Transcription des risques spécifiques aux travailleurs saisonniers dans le Document Unique
Les différents risques professionnels doivent faire l’objet d’une évaluation :
– pour permettre la rédaction du Document Unique de Sécurité (Décret du 5 novembre 2001) en appréciant à la fois l’environnement matériel et technique (outils, machines, produits utilisés) et l’efficacité des moyens de protection existants et de leur utilisation selon les postes de travail,
– pour décrire les actions de prévention complémentaires à mettre en œuvre pour les travailleurs saisonniers : l’élaboration du Document Unique permet d’identifier les facteurs de risque qui touchent parfois des postes de travail particulièrement occupés par des travailleurs saisonniers et de dresser la liste de ces postes.
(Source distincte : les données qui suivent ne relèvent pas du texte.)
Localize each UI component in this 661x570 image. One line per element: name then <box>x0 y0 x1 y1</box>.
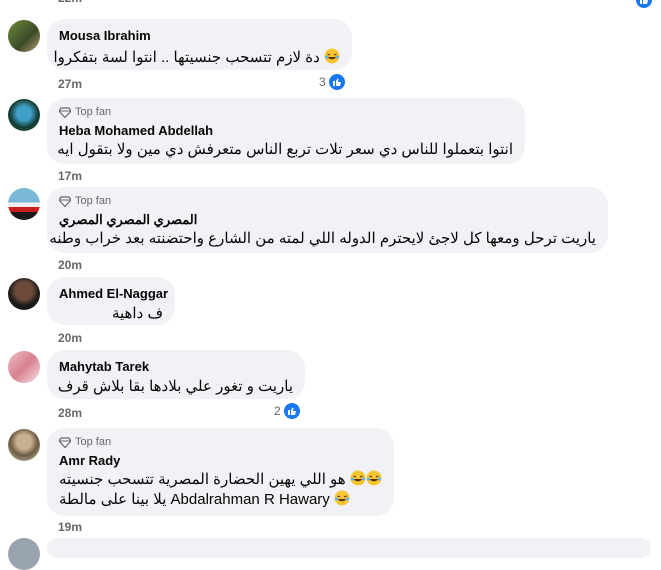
top-fan-label: Top fan <box>75 195 112 207</box>
top-fan-badge: Top fan <box>59 435 382 449</box>
diamond-icon <box>59 436 71 448</box>
comment-bubble: Mahytab Tarek ياريت و تغور علي بلادها بق… <box>47 350 305 399</box>
comment-time-top[interactable]: 22m <box>58 0 82 5</box>
comment-time[interactable]: 17m <box>58 169 82 183</box>
avatar[interactable] <box>8 429 40 461</box>
comment-text: ياريت ترحل ومعها كل لاجئ لايحترم الدوله … <box>49 230 596 247</box>
top-fan-badge: Top fan <box>59 105 513 119</box>
comment-author[interactable]: المصري المصري المصري <box>59 211 596 228</box>
comment-bubble: Mousa Ibrahim دة لازم تتسحب جنسيتها .. ا… <box>47 19 352 70</box>
comment-author[interactable]: Heba Mohamed Abdellah <box>59 122 513 139</box>
laughing-emoji-icon <box>324 48 340 64</box>
comment-bubble: Top fan Amr Rady هو اللي يهين الحضارة ال… <box>47 428 394 516</box>
diamond-icon <box>59 195 71 207</box>
comment-text: ياريت و تغور علي بلادها بقا بلاش قرف <box>57 378 293 395</box>
avatar[interactable] <box>8 20 40 52</box>
diamond-icon <box>59 106 71 118</box>
comment-time[interactable]: 28m <box>58 406 82 420</box>
avatar[interactable] <box>8 99 40 131</box>
comment-time[interactable]: 20m <box>58 258 82 272</box>
reaction-number: 2 <box>274 404 281 418</box>
comment-line: هو اللي يهين الحضارة المصرية تتسحب جنسيت… <box>59 471 346 488</box>
comment-text: دة لازم تتسحب جنسيتها .. انتوا لسة بتفكر… <box>53 48 340 68</box>
avatar[interactable] <box>8 188 40 220</box>
comment-author[interactable]: Amr Rady <box>59 452 382 469</box>
top-fan-label: Top fan <box>75 436 112 448</box>
laughing-emoji-icon <box>366 470 382 486</box>
avatar[interactable] <box>8 278 40 310</box>
comment-text: Abdalrahman R Hawary يلا بينا على مالطة <box>59 490 382 510</box>
comment-bubble: Top fan Heba Mohamed Abdellah انتوا بتعم… <box>47 98 525 164</box>
reaction-number: 3 <box>319 75 326 89</box>
comment-author[interactable]: Mahytab Tarek <box>59 358 293 375</box>
top-fan-label: Top fan <box>75 106 112 118</box>
comment-text: هو اللي يهين الحضارة المصرية تتسحب جنسيت… <box>59 470 382 490</box>
comment-text: ف داهية <box>111 305 163 322</box>
avatar[interactable] <box>8 538 40 570</box>
comment-time[interactable]: 27m <box>58 77 82 91</box>
comment-time[interactable]: 20m <box>58 331 82 345</box>
reaction-count[interactable]: 3 <box>319 74 345 90</box>
laughing-emoji-icon <box>350 470 366 486</box>
comment-bubble <box>47 538 651 558</box>
comment-bubble: Top fan المصري المصري المصري ياريت ترحل … <box>47 187 608 253</box>
comment-text: انتوا بتعملوا للناس دي سعر تلات تربع الن… <box>57 141 513 158</box>
comment-time[interactable]: 19m <box>58 520 82 534</box>
reaction-count[interactable]: 2 <box>274 403 300 419</box>
comment-bubble: Ahmed El-Naggar ف داهية <box>47 277 175 325</box>
comment-author[interactable]: Ahmed El-Naggar <box>59 285 168 302</box>
like-reaction-icon[interactable] <box>636 0 652 8</box>
comment-line: Abdalrahman R Hawary يلا بينا على مالطة <box>59 491 330 508</box>
like-reaction-icon <box>328 74 345 90</box>
laughing-emoji-icon <box>334 490 350 506</box>
comment-author[interactable]: Mousa Ibrahim <box>59 27 340 44</box>
top-fan-badge: Top fan <box>59 194 596 208</box>
avatar[interactable] <box>8 351 40 383</box>
comment-line: دة لازم تتسحب جنسيتها .. انتوا لسة بتفكر… <box>53 49 320 66</box>
like-reaction-icon <box>283 403 300 419</box>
Ce Document Unique doit être actualisé au moins annuellement.
Dispositions de prévention spécifiques pour le travail au soleil
Pour le travail au soleil, obliger les travailleurs saisonniers à se couvrir la tête, à ne pas travailler torse nu et à porter des sous-vêtements permettant l’évaporation de la sueur (le coton est à privilégier, le nylon est à éviter), sans toutefois négliger le port des équipements de protection individuelle, sont des mesures évidentes.
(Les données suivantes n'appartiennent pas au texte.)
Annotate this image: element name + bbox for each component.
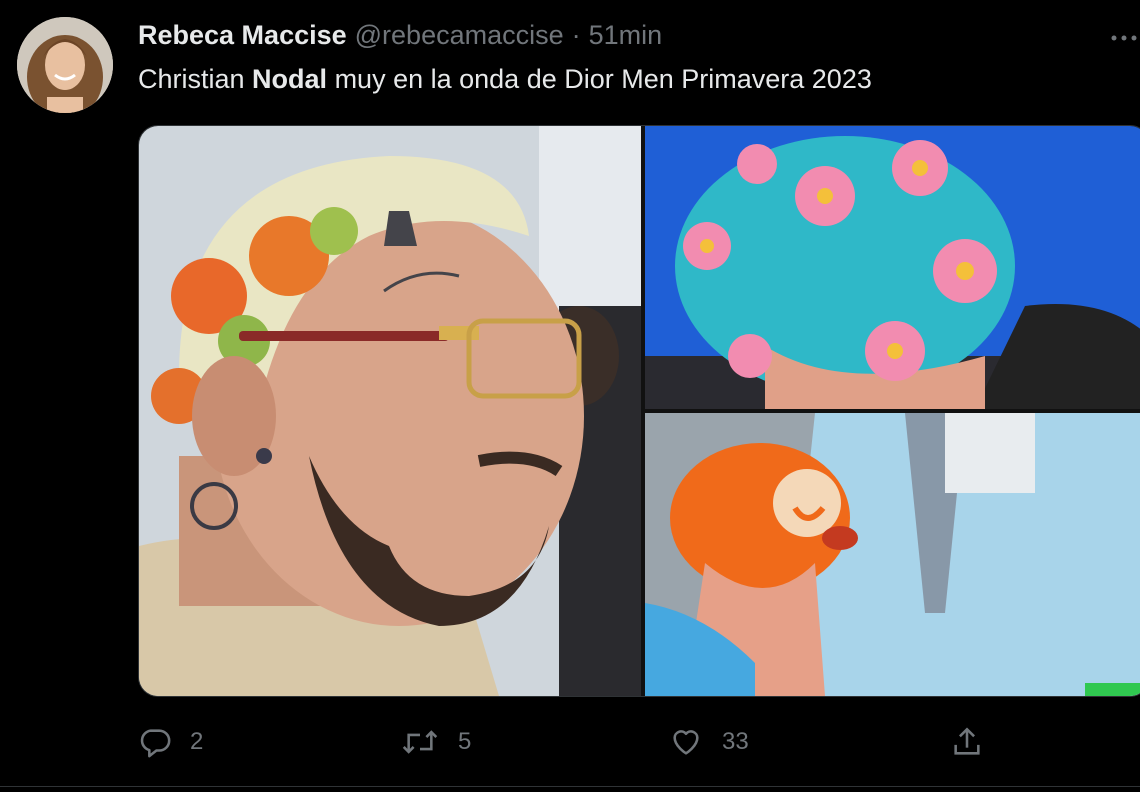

Les travailleurs doivent porter une protection de la peau pour les parties du corps qui ne peuvent pas être couvertes, essentiellement le visage, les oreilles, le cou et la nuque, en appliquant largement et fréquemment une crème solaire à haut indice de protection sur la peau laissée à nu, et des lunettes de protection avec filtres pour l’ultraviolet pour assurer la protection oculaire.
Dispositions de prévention spécifiques pour le travail de nuit
Le travail de nuit peut être imposé au saisonnier par la nature de l’emploi pour lequel le travail entre 9 heures du soir et 6 heures du matin est inhérent à l’activité (restauration, spectacles, animation des centres de vacances, …).
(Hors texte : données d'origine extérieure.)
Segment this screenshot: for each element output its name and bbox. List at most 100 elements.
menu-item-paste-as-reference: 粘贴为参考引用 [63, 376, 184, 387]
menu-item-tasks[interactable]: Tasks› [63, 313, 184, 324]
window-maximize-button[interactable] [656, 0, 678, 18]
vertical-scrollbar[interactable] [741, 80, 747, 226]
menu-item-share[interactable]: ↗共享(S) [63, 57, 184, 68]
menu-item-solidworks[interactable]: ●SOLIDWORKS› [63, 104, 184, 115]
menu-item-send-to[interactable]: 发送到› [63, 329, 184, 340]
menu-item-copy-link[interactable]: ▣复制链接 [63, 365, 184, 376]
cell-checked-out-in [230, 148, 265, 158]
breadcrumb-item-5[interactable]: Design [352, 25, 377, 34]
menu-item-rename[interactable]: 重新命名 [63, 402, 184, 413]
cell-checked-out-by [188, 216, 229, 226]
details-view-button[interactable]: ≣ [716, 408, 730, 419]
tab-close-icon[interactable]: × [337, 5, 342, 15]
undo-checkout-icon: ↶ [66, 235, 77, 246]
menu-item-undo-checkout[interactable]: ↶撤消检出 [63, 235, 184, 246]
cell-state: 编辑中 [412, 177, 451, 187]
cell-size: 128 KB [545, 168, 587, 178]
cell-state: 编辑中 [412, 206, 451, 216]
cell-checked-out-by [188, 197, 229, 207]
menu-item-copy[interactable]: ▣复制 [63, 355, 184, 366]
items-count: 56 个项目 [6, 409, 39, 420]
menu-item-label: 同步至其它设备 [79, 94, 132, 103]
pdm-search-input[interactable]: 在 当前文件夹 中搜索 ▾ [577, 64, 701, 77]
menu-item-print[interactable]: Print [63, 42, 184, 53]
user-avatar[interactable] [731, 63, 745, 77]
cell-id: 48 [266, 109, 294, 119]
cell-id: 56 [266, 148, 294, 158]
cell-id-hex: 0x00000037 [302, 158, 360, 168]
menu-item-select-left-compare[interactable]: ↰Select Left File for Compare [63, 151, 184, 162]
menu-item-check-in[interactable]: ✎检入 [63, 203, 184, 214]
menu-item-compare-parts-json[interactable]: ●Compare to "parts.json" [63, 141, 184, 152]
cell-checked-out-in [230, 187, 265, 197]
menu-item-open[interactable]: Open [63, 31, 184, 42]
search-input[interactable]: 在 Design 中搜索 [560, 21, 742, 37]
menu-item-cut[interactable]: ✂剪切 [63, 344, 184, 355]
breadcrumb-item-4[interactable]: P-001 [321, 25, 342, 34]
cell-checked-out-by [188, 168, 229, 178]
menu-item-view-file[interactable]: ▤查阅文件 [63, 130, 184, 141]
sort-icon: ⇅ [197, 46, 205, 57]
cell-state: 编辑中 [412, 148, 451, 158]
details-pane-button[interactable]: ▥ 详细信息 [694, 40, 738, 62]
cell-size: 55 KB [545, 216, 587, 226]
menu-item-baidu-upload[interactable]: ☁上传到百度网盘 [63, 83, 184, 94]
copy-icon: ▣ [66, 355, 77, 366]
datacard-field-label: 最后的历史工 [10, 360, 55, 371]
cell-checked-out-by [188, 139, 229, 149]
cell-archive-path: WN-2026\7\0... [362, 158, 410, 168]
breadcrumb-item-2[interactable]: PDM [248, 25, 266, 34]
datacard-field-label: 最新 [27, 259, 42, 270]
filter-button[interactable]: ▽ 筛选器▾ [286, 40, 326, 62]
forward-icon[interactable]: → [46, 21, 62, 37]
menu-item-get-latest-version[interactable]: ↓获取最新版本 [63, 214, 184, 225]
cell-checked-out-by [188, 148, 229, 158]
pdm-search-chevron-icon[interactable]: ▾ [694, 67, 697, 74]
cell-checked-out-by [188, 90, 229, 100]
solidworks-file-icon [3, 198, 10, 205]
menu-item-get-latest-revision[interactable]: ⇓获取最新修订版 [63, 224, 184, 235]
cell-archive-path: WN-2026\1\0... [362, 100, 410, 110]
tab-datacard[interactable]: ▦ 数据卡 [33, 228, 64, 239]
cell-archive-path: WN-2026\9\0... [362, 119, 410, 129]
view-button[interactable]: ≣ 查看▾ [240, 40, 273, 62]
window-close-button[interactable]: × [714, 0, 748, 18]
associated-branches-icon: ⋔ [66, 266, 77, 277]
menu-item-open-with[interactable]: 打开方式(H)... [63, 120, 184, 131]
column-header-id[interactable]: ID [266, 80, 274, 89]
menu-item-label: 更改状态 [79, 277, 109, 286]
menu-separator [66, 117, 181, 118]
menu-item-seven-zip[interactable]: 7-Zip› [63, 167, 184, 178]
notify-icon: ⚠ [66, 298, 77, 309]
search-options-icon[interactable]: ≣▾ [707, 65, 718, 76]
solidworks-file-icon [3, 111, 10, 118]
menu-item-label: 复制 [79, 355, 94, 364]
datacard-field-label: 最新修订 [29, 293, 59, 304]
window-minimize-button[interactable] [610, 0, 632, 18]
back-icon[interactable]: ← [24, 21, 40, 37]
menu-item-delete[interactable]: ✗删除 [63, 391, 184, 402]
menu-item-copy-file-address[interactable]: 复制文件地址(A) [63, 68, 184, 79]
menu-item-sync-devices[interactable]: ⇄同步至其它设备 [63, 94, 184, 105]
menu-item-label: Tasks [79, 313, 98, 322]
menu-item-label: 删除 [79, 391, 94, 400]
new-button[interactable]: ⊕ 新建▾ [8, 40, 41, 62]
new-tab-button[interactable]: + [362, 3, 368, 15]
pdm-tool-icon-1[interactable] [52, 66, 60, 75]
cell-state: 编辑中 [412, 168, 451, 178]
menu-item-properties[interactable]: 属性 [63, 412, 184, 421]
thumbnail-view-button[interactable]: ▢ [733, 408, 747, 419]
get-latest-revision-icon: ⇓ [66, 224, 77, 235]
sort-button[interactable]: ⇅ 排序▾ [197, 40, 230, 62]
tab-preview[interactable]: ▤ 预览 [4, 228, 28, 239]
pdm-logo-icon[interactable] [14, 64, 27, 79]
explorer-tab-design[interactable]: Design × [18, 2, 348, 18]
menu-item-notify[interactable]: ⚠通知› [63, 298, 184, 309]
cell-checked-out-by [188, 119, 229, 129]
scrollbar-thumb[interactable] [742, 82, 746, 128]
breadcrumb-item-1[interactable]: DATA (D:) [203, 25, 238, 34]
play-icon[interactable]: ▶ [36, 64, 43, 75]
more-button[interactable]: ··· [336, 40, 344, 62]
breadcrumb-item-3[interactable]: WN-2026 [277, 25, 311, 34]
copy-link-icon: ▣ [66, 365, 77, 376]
Le travail permanent de nuit est généralement mieux toléré que le travail en horaires alternants. En cas d’alternance des équipes, le sens chronologique doit être adopté (c’est à dire « vers l’avant » : matin, après-midi, nuit), avec des rotations courtes (tous les deux-trois jours).
En cas de repos compensateur, il est préférable de le prendre de suite et non de cumuler avec les jours de congés comme c’est souvent le cas.
Les plans de roulement des postes (avec inclusion des week-ends) doivent être aussi réguliers et prévus longtemps à l’avance que possible pour permettre aux travailleurs d’organiser au mieux leur temps libre.
Les habitudes alimentaires sont perturbées par redistribution de la prise des repas et il convient de respecter des heures de pause régulières et suffisamment longues (45 minutes au moins au milieu de la nuit) pour éviter les grignotages, améliorer la digestion, tout en adoptant une composition du repas diététique et chaud.
Le respect des règles d’hygiène
Il est essentiel de rappeler aux saisonniers d’avoir une hygiène rigoureuse : se laver les mains après chaque intervention, ne pas fumer, remplacer tout vêtement souillé par des projections chimiques, boire de l’eau régulièrement pour demeurer bien hydraté afin d’éviter le stress thermique.
Pour les saisonniers agricoles, il est aussi important de rappeler que les vêtements de protection ne doivent pas sortir du lieu de travail et doivent être rangés en dehors du local de stockage des produits phytosanitaires afin d’éviter leur saturation par les éventuelles vapeurs toxiques pouvant être dégagées par les produits. Des installations sanitaires doivent permettre les mesures d’hygiène générale : lavage des mains fréquent avec moyens adaptés, douche en fin de poste, douches oculaires.
Une trousse de secours régulièrement contrôlée et approvisionnée doit permettre des soins rapides de toute blessure, même légère. Il faut disposer d’une trousse de secours avec des produits non périmés, en particulier pour désinfecter soigneusement et panser immédiatement toute plaie cutanée.